Figure 3 illustrates their idea of cross-lingual transfer learning. The researchers first trained an NMT model on a large parallel corpus — French–English — to create what they call the parent model. In a second stage, they continued to train this model, but fed it with a considerably smaller parallel corpus of a low-resource language. The resulting child model inherits the knowledge from the parent model by reusing its parameters for machine translation system.

Compared to a classic approach of training only on the low-resource language, they record an average improvement of 5.6% BLEU over the four languages they experiment with. They further show that the child model doesn’t only reuse knowledge of the structure of the high resource target language but also on the process of translation itself.

The high-resource language to choose as the parent source language is a key parameter in this approach. This decision is usually made in a heuristic way judging by the closeness to the target language in terms of distance in the language family tree or shared linguistic properties. A more sound exploration of which language is best to go for a given language is made in Lin et al. (2019).

 Advantages:

  • No bilingual text required
  • Domain-independent
  • Total control (a possible new rule for every situation)
  • Reusability (existing rules of languages can be transferred when paired with new languages)

Disadvantages

  • Requires good dictionaries
  • Manually set rules (requires expertise)
  • The more the rules the harder to deal with the system

Multilingual Training

The path that was cleared by cross-lingual transfer learning led naturally to the use of multiple parent languages.

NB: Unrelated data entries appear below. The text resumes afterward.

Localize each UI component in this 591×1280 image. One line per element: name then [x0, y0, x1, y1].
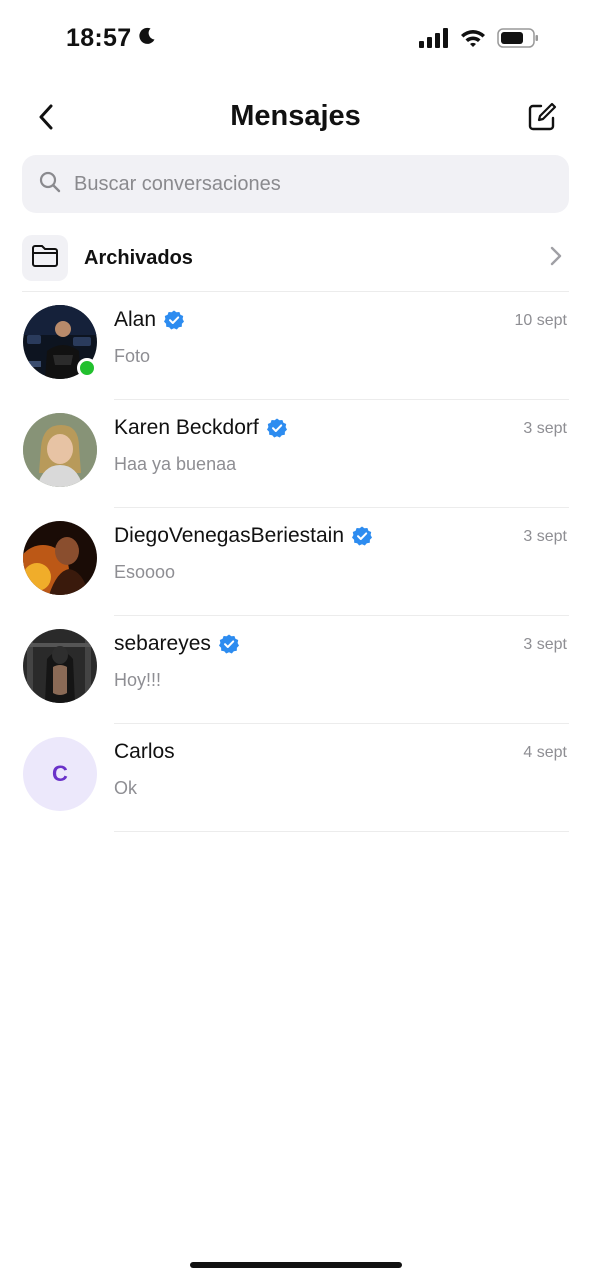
chevron-right-icon [549, 245, 563, 272]
conversation-preview: Foto [114, 346, 151, 366]
status-time-group: 18:57 [66, 24, 157, 53]
divider [114, 831, 569, 832]
avatar [23, 521, 97, 595]
conversation-name: Carlos [114, 740, 175, 763]
home-indicator [190, 1262, 402, 1268]
conversation-name-row: Carlos [114, 740, 175, 764]
verified-badge-icon [164, 310, 185, 330]
avatar [23, 629, 97, 703]
conversation-date: 3 sept [523, 528, 567, 545]
folder-icon [31, 244, 59, 273]
compose-icon [527, 102, 557, 137]
battery-icon [497, 28, 539, 53]
status-time: 18:57 [66, 24, 132, 52]
conversation-date: 3 sept [523, 636, 567, 653]
status-icons [419, 28, 539, 53]
avatar [23, 413, 97, 487]
verified-badge-icon [218, 634, 239, 654]
conversation-name-row: Alan [114, 308, 185, 332]
conversation-name: sebareyes [114, 632, 211, 655]
verified-badge-icon [266, 418, 287, 438]
conversation-name: DiegoVenegasBeriestain [114, 524, 344, 547]
conversation-name-row: Karen Beckdorf [114, 416, 287, 440]
conversation-item[interactable]: Alan 10 sept Foto [0, 292, 591, 400]
conversation-item[interactable]: Karen Beckdorf 3 sept Haa ya buenaa [0, 400, 591, 508]
conversation-date: 4 sept [523, 744, 567, 761]
conversation-item[interactable]: DiegoVenegasBeriestain 3 sept Esoooo [0, 508, 591, 616]
conversation-name-row: DiegoVenegasBeriestain [114, 524, 372, 548]
compose-button[interactable] [525, 102, 559, 136]
status-bar: 18:57 [0, 0, 591, 80]
conversation-item[interactable]: sebareyes 3 sept Hoy!!! [0, 616, 591, 724]
conversation-list: Alan 10 sept Foto Karen Beckdorf 3 sept … [0, 292, 591, 832]
verified-badge-icon [352, 526, 372, 546]
conversation-date: 10 sept [514, 312, 567, 329]
moon-icon [137, 26, 157, 51]
conversation-name-row: sebareyes [114, 632, 239, 656]
header: Mensajes [0, 90, 591, 146]
conversation-date: 3 sept [523, 420, 567, 437]
wifi-icon [459, 28, 487, 53]
conversation-preview: Haa ya buenaa [114, 454, 237, 474]
conversation-preview: Esoooo [114, 562, 176, 582]
conversation-name: Alan [114, 308, 157, 331]
online-status-indicator [77, 358, 97, 378]
archived-row[interactable]: Archivados [22, 232, 569, 284]
conversation-name: Karen Beckdorf [114, 416, 259, 439]
search-icon [38, 170, 62, 199]
archived-label: Archivados [84, 246, 193, 269]
search-bar[interactable] [22, 155, 569, 213]
search-input[interactable] [72, 171, 536, 197]
conversation-preview: Hoy!!! [114, 670, 162, 690]
cellular-signal-icon [419, 28, 449, 53]
page-title: Mensajes [230, 100, 361, 132]
archived-icon-box [22, 235, 68, 281]
conversation-preview: Ok [114, 778, 138, 798]
avatar-initial: C [23, 737, 97, 811]
conversation-item[interactable]: C Carlos 4 sept Ok [0, 724, 591, 832]
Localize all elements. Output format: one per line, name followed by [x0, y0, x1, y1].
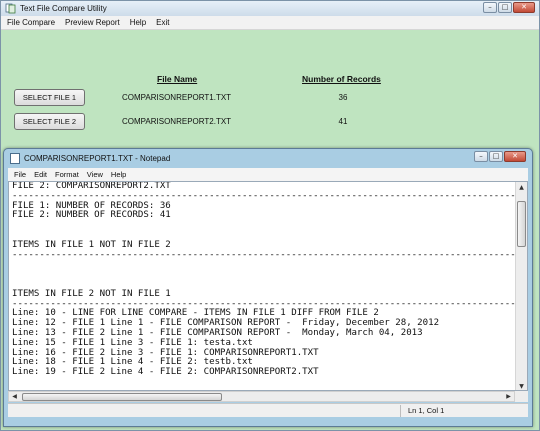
notepad-minimize-icon[interactable]: –: [474, 151, 488, 162]
notepad-menu-file[interactable]: File: [14, 170, 26, 179]
close-icon[interactable]: ✕: [513, 2, 535, 13]
minimize-icon[interactable]: –: [483, 2, 497, 13]
notepad-maximize-icon[interactable]: □: [489, 151, 503, 162]
menu-help[interactable]: Help: [130, 18, 146, 27]
vertical-scroll-thumb[interactable]: [517, 201, 526, 247]
size-grip-icon: [515, 391, 528, 402]
text-line: FILE 2: NUMBER OF RECORDS: 41: [12, 210, 171, 221]
main-window-title: Text File Compare Utility: [20, 4, 107, 13]
notepad-menu-view[interactable]: View: [87, 170, 103, 179]
scroll-left-icon[interactable]: ◀: [9, 392, 20, 402]
notepad-close-icon[interactable]: ✕: [504, 151, 526, 162]
notepad-titlebar: COMPARISONREPORT1.TXT - Notepad: [4, 149, 532, 167]
number-of-records-header: Number of Records: [302, 74, 381, 84]
file-1-record-count: 36: [338, 93, 348, 102]
maximize-icon[interactable]: □: [498, 2, 512, 13]
notepad-menubar: File Edit Format View Help: [8, 168, 528, 181]
status-divider: [400, 405, 401, 417]
scroll-down-icon[interactable]: ▼: [516, 381, 527, 390]
select-file-1-button[interactable]: SELECT FILE 1: [14, 89, 85, 106]
menu-file-compare[interactable]: File Compare: [7, 18, 55, 27]
notepad-menu-help[interactable]: Help: [111, 170, 126, 179]
notepad-text-area[interactable]: FILE 2: COMPARISONREPORT2.TXT ----------…: [8, 181, 528, 391]
select-file-2-button[interactable]: SELECT FILE 2: [14, 113, 85, 130]
text-line: [12, 221, 515, 231]
file-name-header: File Name: [157, 74, 198, 84]
text-line: ----------------------------------------…: [12, 249, 515, 260]
main-titlebar: Text File Compare Utility – □ ✕: [1, 1, 539, 16]
file-2-name: COMPARISONREPORT2.TXT: [122, 117, 232, 126]
cursor-position: Ln 1, Col 1: [408, 406, 445, 415]
notepad-statusbar: Ln 1, Col 1: [8, 403, 528, 417]
scroll-right-icon[interactable]: ▶: [503, 392, 514, 402]
file-1-name: COMPARISONREPORT1.TXT: [122, 93, 232, 102]
text-line: Line: 19 - FILE 2 Line 4 - FILE 2: COMPA…: [12, 367, 319, 378]
text-line: [12, 270, 515, 280]
horizontal-scrollbar[interactable]: ◀ ▶: [8, 391, 515, 402]
vertical-scrollbar[interactable]: ▲ ▼: [515, 182, 527, 390]
notepad-icon: [10, 152, 20, 164]
notepad-menu-format[interactable]: Format: [55, 170, 79, 179]
file-2-record-count: 41: [338, 117, 348, 126]
text-line: [12, 260, 515, 270]
scroll-up-icon[interactable]: ▲: [516, 182, 527, 193]
notepad-window: COMPARISONREPORT1.TXT - Notepad – □ ✕ Fi…: [3, 148, 533, 427]
app-icon: [5, 3, 16, 14]
horizontal-scroll-thumb[interactable]: [22, 393, 222, 401]
menu-preview-report[interactable]: Preview Report: [65, 18, 120, 27]
menu-exit[interactable]: Exit: [156, 18, 169, 27]
notepad-title: COMPARISONREPORT1.TXT - Notepad: [24, 153, 171, 163]
main-menubar: File Compare Preview Report Help Exit: [1, 16, 539, 30]
notepad-menu-edit[interactable]: Edit: [34, 170, 47, 179]
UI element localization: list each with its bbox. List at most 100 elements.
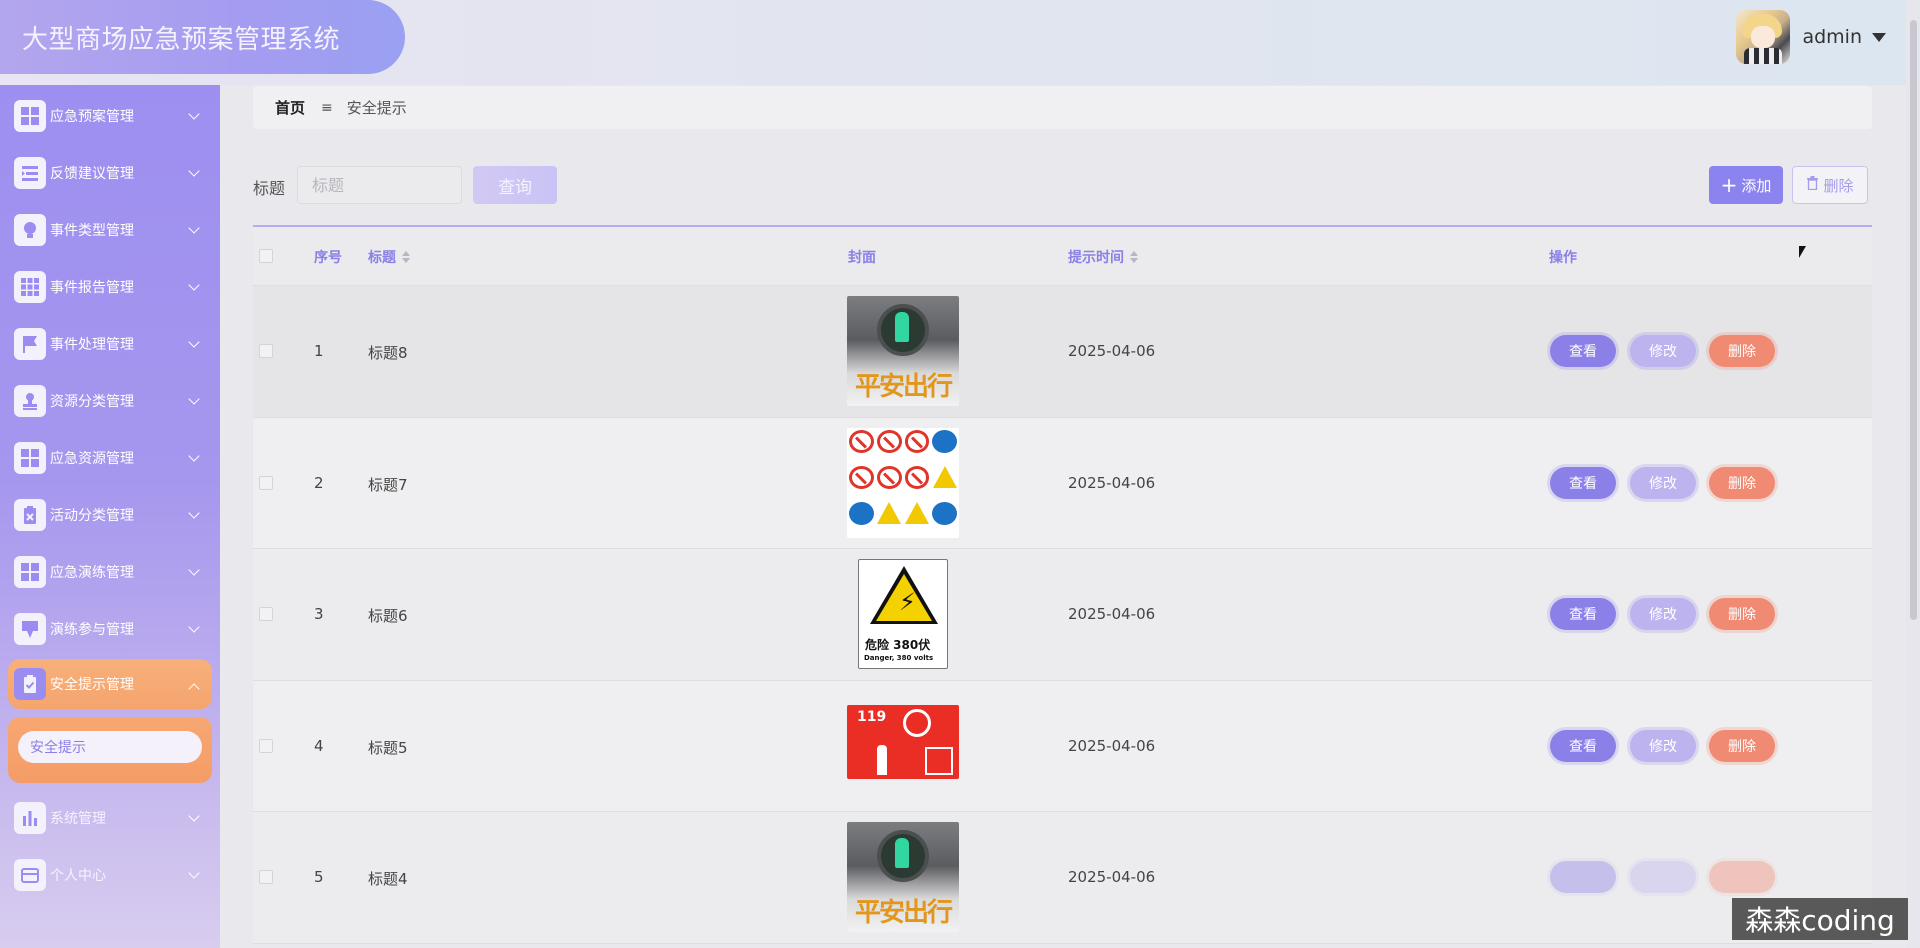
row-checkbox[interactable] [259,738,273,753]
sidebar-item-system[interactable]: 系统管理 [0,789,220,846]
sidebar-item-safety-tips[interactable]: 安全提示管理 [8,659,212,709]
view-button[interactable] [1550,861,1616,894]
delete-button[interactable]: 删除 [1709,466,1775,499]
sidebar-item-feedback[interactable]: 反馈建议管理 [0,144,220,201]
grid-icon [14,555,46,588]
sidebar-item-emergency-resource[interactable]: 应急资源管理 [0,429,220,486]
cover-image-traffic: 平安出行 [847,822,959,932]
row-index: 3 [314,605,324,623]
brand-banner: 大型商场应急预案管理系统 [0,0,405,74]
sidebar-item-label: 活动分类管理 [50,507,134,524]
grid-icon [14,441,46,474]
breadcrumb-separator: ≡ [321,99,333,116]
delete-button[interactable]: 删除 [1709,729,1775,762]
clipboard-x-icon [14,498,46,531]
watermark: 森森coding [1732,898,1908,940]
sidebar-item-emergency-plan[interactable]: 应急预案管理 [0,87,220,144]
scrollbar-thumb[interactable] [1910,20,1917,620]
chevron-down-icon [188,279,200,291]
edit-button[interactable]: 修改 [1630,598,1696,631]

The straightforward approach, first described by Dong et al. (2015), mixes all the available parallel data in the languages of interest and sends them into training as illustrated in Figure 4. What results from the example is one single model that translates from the four languages (French, Spanish, Portuguese and Italian) to English, machine translation engine translation quality.

Multilingual NMT offers three main advantages. Firstly, it reduces the number of individual training processes needed to one, yet the resulting model can translate many languages at once. Secondly, transfer learning makes it possible for all languages to benefit from each other through the transfer of knowledge. And finally, the model serves as a more solid starting point for a possible low-resource language.

Statistical Machine Translation

For instance, if we were interested in training MT for Galician, a low-resource romance language, the model illustrated in Figure 4 would be a perfect fit as it already knows how to translate well in four other high-resource romance languages machine translations linguistic rules.

A solid report on the use of multilingual models is given by Neubig and Hu (2018). They use a “massively multilingual” corpus of 58 languages to leverage MT for four low-resource languages: Azeri, Belarusian, Galician, and Slovakian. With a parallel corpus size of only 4500 sentences for Galician, they achieved a BLEU score of up to 29.1% in contrast to 22.3% and 16.2% obtained with a classic single-language training with statistical machine translation (SMT) and NMT respectively.

Transfer learning also enables what is called a zero-shot translation, when no training data is available for the language of interest. For Galician, the authors report a BLEU score of 15.5% on their test set without the model seeing any Galician sentences before.